Winning gold with Canada the year before helped launch it all.

“I always knew I was a good player. Did I know I was a great player at that time? I don’t know,” Smith explained. “Having those coaches believe in me, because I was a very young kid at the time, and I never really thought I would be in that situation, it was an honor. My confidence went through the roof after that.

“I believed in myself more. I knew I was a great player. My career took off.”

When Dhane Smith looks back in the scrapbook from his youth, he is reminded of the good and the bad thanks to his mother’s lack of censorship.

“Yeah, my achievements were there, but some negative things were in there, too,” he said. “It’s nice to look back and see what I went through. I wouldn’t say I’d forget about all that stuff, but it’s nice to look back, reflect and know that I’ve overcome a lot of things.

“It’s very important.
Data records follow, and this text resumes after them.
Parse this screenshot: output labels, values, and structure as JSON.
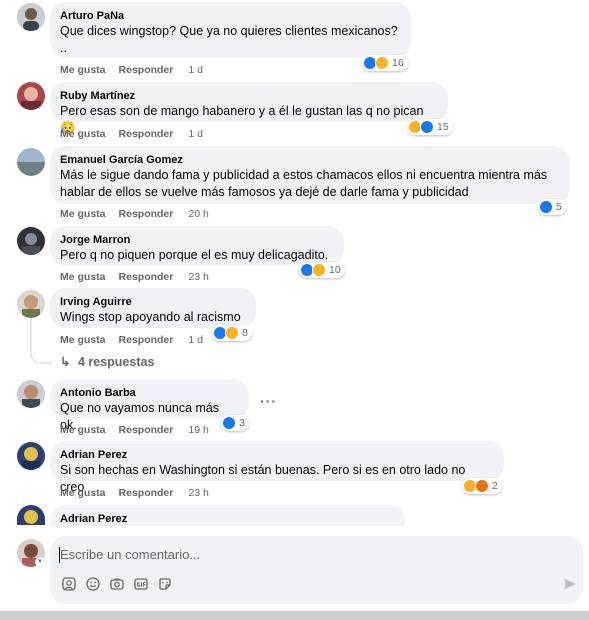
{
  "comments": [
    {
      "name": "Arturo PaNa",
      "text": "Que dices wingstop? Que ya no quieres clientes mexicanos?",
      "text2": "..",
      "like": "Me gusta",
      "reply": "Responder",
      "time": "1 d",
      "count": "16"
    },
    {
      "name": "Ruby Martínez",
      "text": "Pero esas son de mango habanero y a él le gustan las q no pican 😥",
      "like": "Me gusta",
      "reply": "Responder",
      "time": "1 d",
      "count": "15"
    },
    {
      "name": "Emanuel García Gomez",
      "text": "Más le sigue dando fama y publicidad a estos chamacos ellos ni encuentra mientra más",
      "text2": "hablar de ellos se vuelve más famosos ya dejé de darle fama y publicidad",
      "like": "Me gusta",
      "reply": "Responder",
      "time": "20 h",
      "count": "5"
    },
    {
      "name": "Jorge Marron",
      "text": "Pero q no piquen porque el es muy delicagadito.",
      "like": "Me gusta",
      "reply": "Responder",
      "time": "23 h",
      "count": "10"
    },
    {
      "name": "Irving Aguirre",
      "text": "Wings stop apoyando al racismo",
      "like": "Me gusta",
      "reply": "Responder",
      "time": "1 d",
      "count": "8",
      "replies": "4 respuestas"
    },
    {
      "name": "Antonio Barba",
      "text": "Que no vayamos nunca más ok.",
      "like": "Me gusta",
      "reply": "Responder",
      "time": "19 h",
      "count": "3"
    },
    {
      "name": "Adrian Perez",
      "text": "Si son hechas en Washington si están buenas. Pero si es en otro lado no creo",
      "like": "Me gusta",
      "reply": "Responder",
      "time": "23 h",
      "count": "2"
    },
    {
      "name": "Adrian Perez"
    }
  ],
  "composer": {
    "placeholder": "Escribe un comentario..."
  },
  "more_options": "···",
  "colors": {
    "like": "#1877f2",
    "haha": "#f7b125",
    "angry": "#e9710f",
    "bubble": "#f0f2f5",
    "meta": "#65676b"
  }
}
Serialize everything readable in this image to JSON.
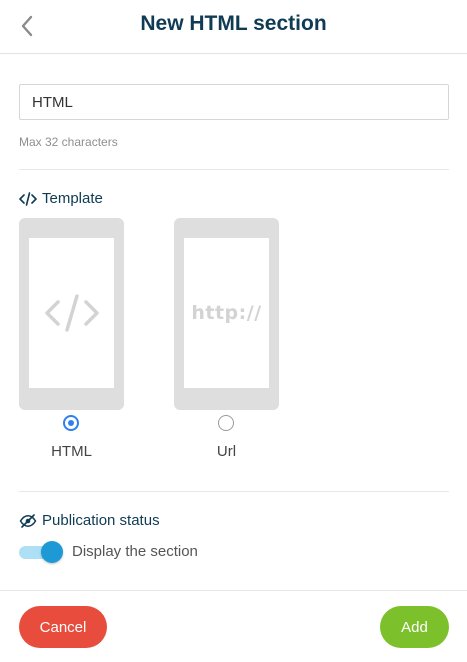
{
  "header": {
    "title": "New HTML section",
    "back_icon": "chevron-left-icon"
  },
  "name_field": {
    "value": "HTML",
    "hint": "Max 32 characters"
  },
  "template_section": {
    "title": "Template",
    "icon": "code-icon",
    "options": [
      {
        "label": "HTML",
        "selected": true,
        "preview_icon": "code-icon"
      },
      {
        "label": "Url",
        "selected": false,
        "preview_text": "http://"
      }
    ]
  },
  "publication_section": {
    "title": "Publication status",
    "icon": "eye-slash-icon",
    "toggle_label": "Display the section",
    "toggle_on": true
  },
  "footer": {
    "cancel_label": "Cancel",
    "add_label": "Add"
  },
  "colors": {
    "title": "#0f3b54",
    "accent_blue": "#1d9ad6",
    "radio_blue": "#2f80ed",
    "cancel_red": "#e74c3c",
    "add_green": "#7cc02b"
  }
}
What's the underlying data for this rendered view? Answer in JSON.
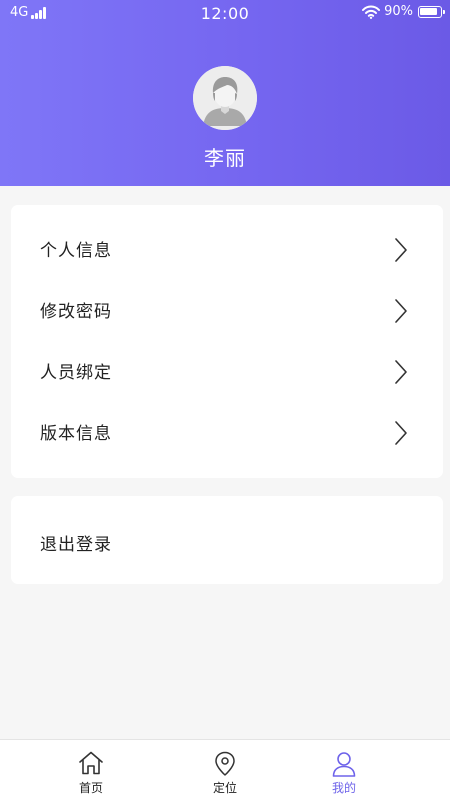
{
  "status_bar": {
    "network": "4G",
    "time": "12:00",
    "battery_percent": "90%",
    "battery_level": 0.9
  },
  "profile": {
    "name": "李丽"
  },
  "menu": {
    "items": [
      {
        "label": "个人信息",
        "icon": "chevron-right-icon"
      },
      {
        "label": "修改密码",
        "icon": "chevron-right-icon"
      },
      {
        "label": "人员绑定",
        "icon": "chevron-right-icon"
      },
      {
        "label": "版本信息",
        "icon": "chevron-right-icon"
      }
    ]
  },
  "logout": {
    "label": "退出登录"
  },
  "tabbar": {
    "tabs": [
      {
        "label": "首页",
        "icon": "home-icon",
        "active": false
      },
      {
        "label": "定位",
        "icon": "location-pin-icon",
        "active": false
      },
      {
        "label": "我的",
        "icon": "user-icon",
        "active": true
      }
    ]
  },
  "colors": {
    "header_gradient_start": "#7f76f7",
    "header_gradient_end": "#6b5ae6",
    "active_tab": "#6e63ea",
    "background": "#f6f6f6"
  }
}
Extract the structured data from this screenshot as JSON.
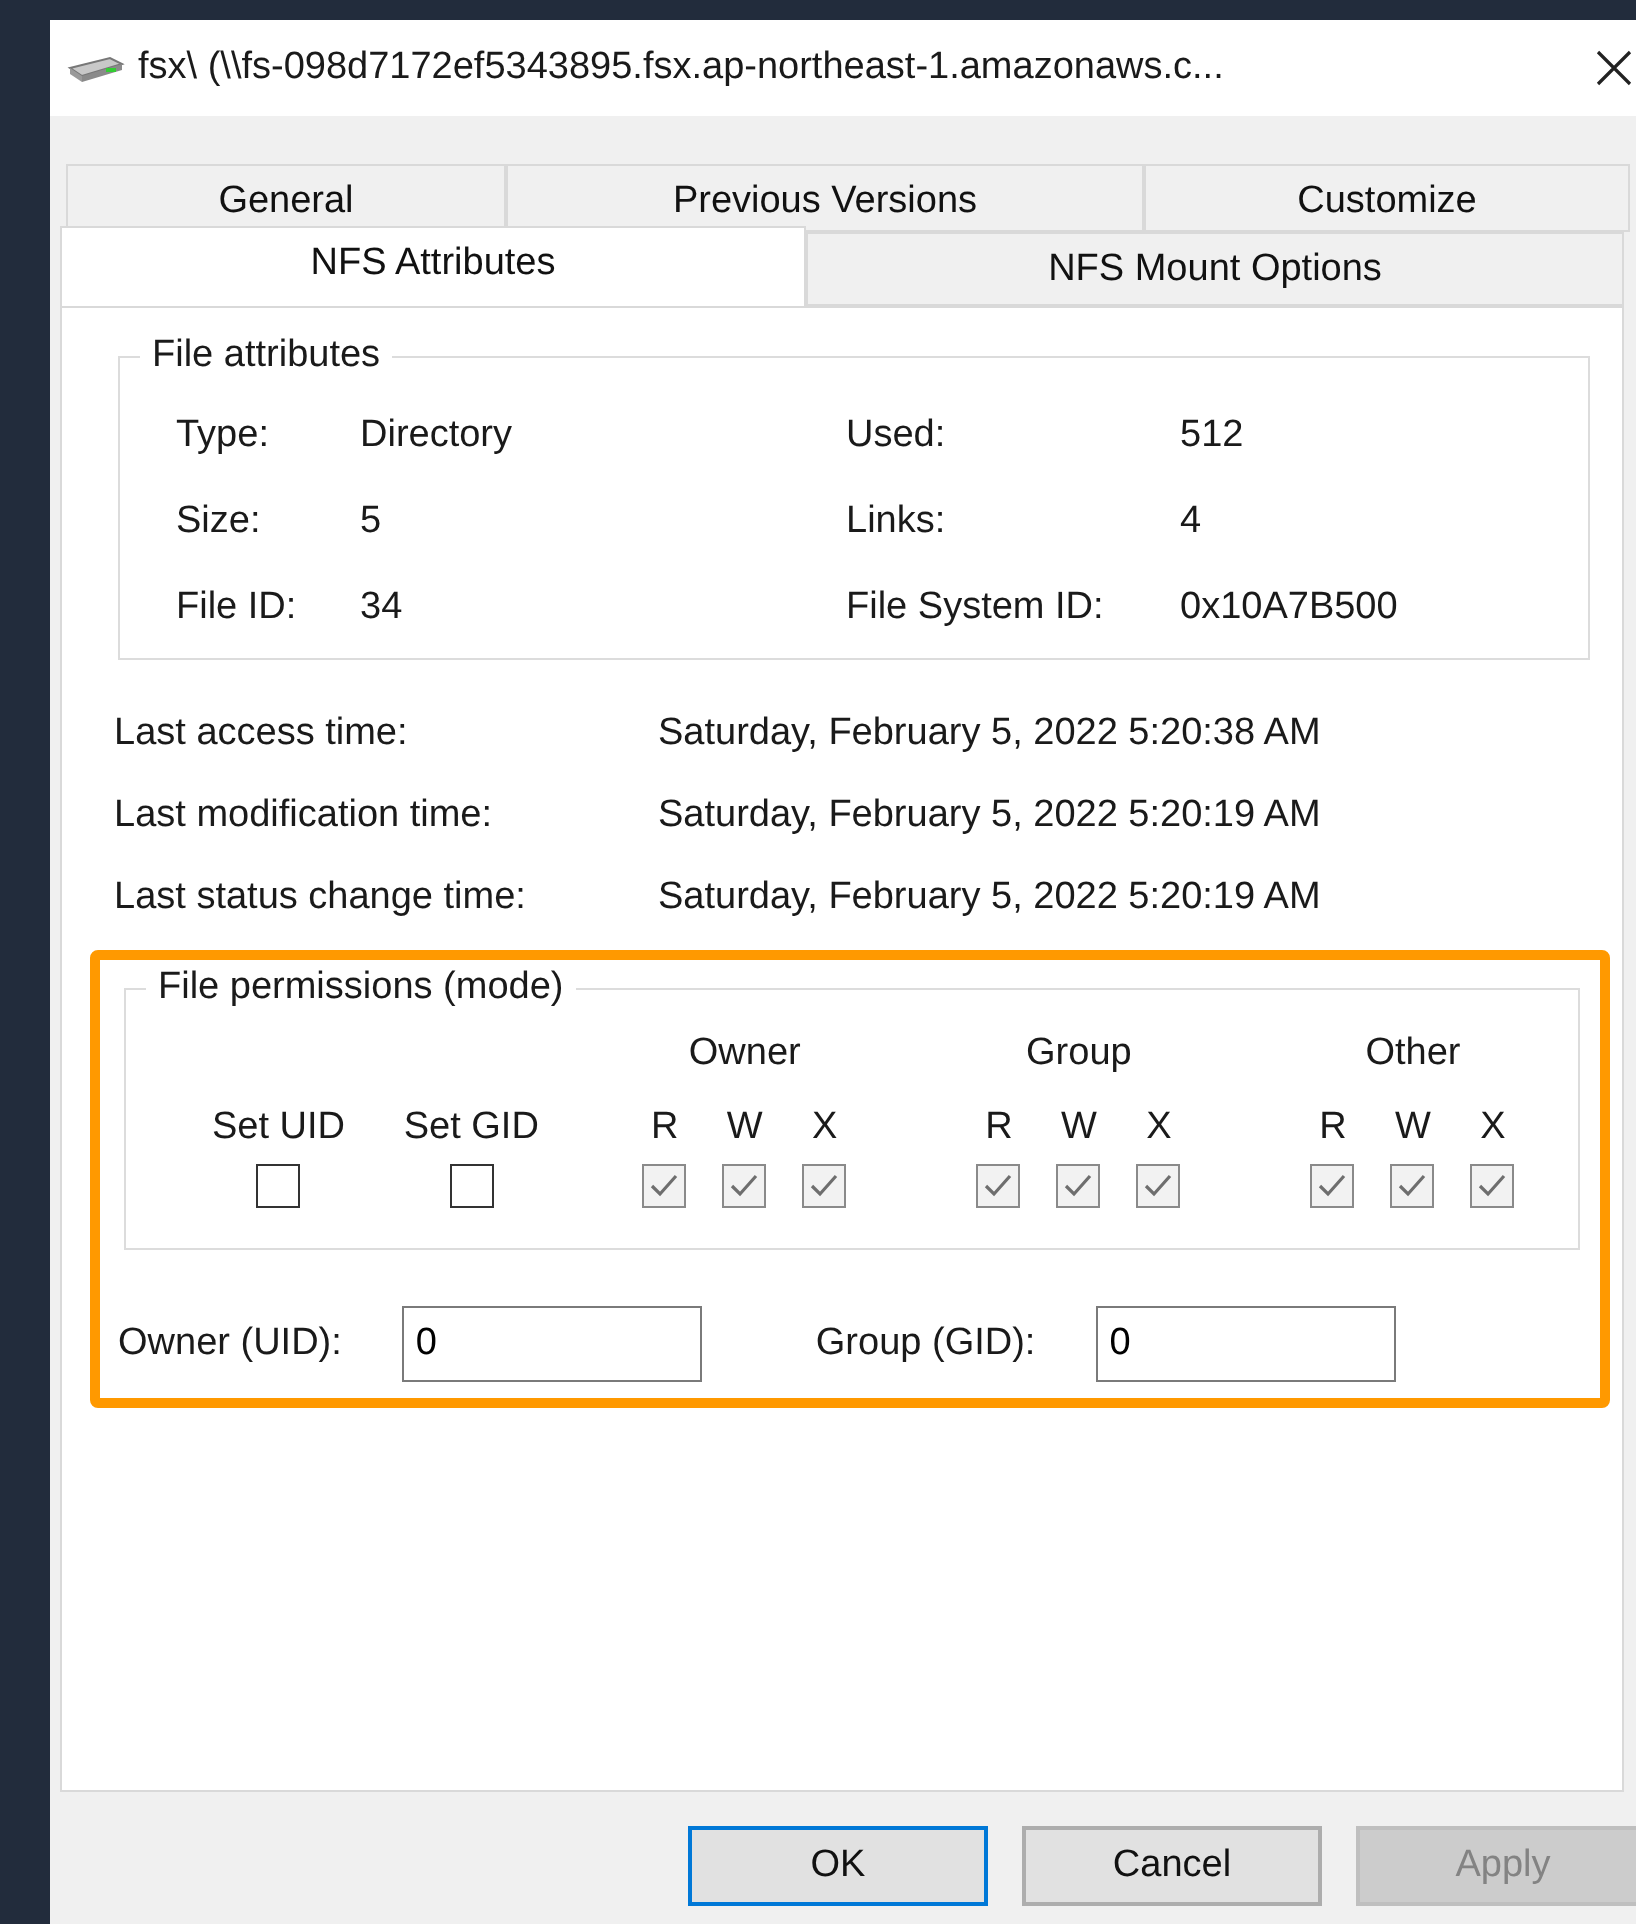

You can’t focus on all the positives. There are going to be negatives throughout your life. It’s how you overcome those things.”

Smith is now a regular in the NLL and PLL, and he won another gold medal with Canada, this time as assistant captain, at the 2019 World Indoor Lacrosse Championships. At age 28, he’s proven himself to be one of the best in the business, and proving himself is what it’s always been about.

Dhane Smith PLL Chaos
Photo: Premier Lacrosse League

“Looking back, I’m glad. I don’t know where I would be if I didn’t have that motivation to push me through,” Smith admitted. “I’m sure I’d find something else, but I have had a chip on my shoulder, and I’m definitely happy with where I am now.”

Smith believes his story can inspire the next kid to break whatever arbitrary boundaries are set for them and pursue what they love.

Before the two gold medals, before the NLL records, before the junior MVP, Dhane Smith was just a kid who loved lacrosse, and he belonged. And it’s the same for any other kid in their chosen love, whatever and whomever they may be.

“I am grateful that I have achieved all those things to show people that I do belong in the sport. I belong here,” he said. “I want to show the next generation of kids that they’re more than capable of doing the same. I want to see more kids go out of their comfort zones and play lacrosse or play any sport or do anything they want to do no matter the color of their skin.”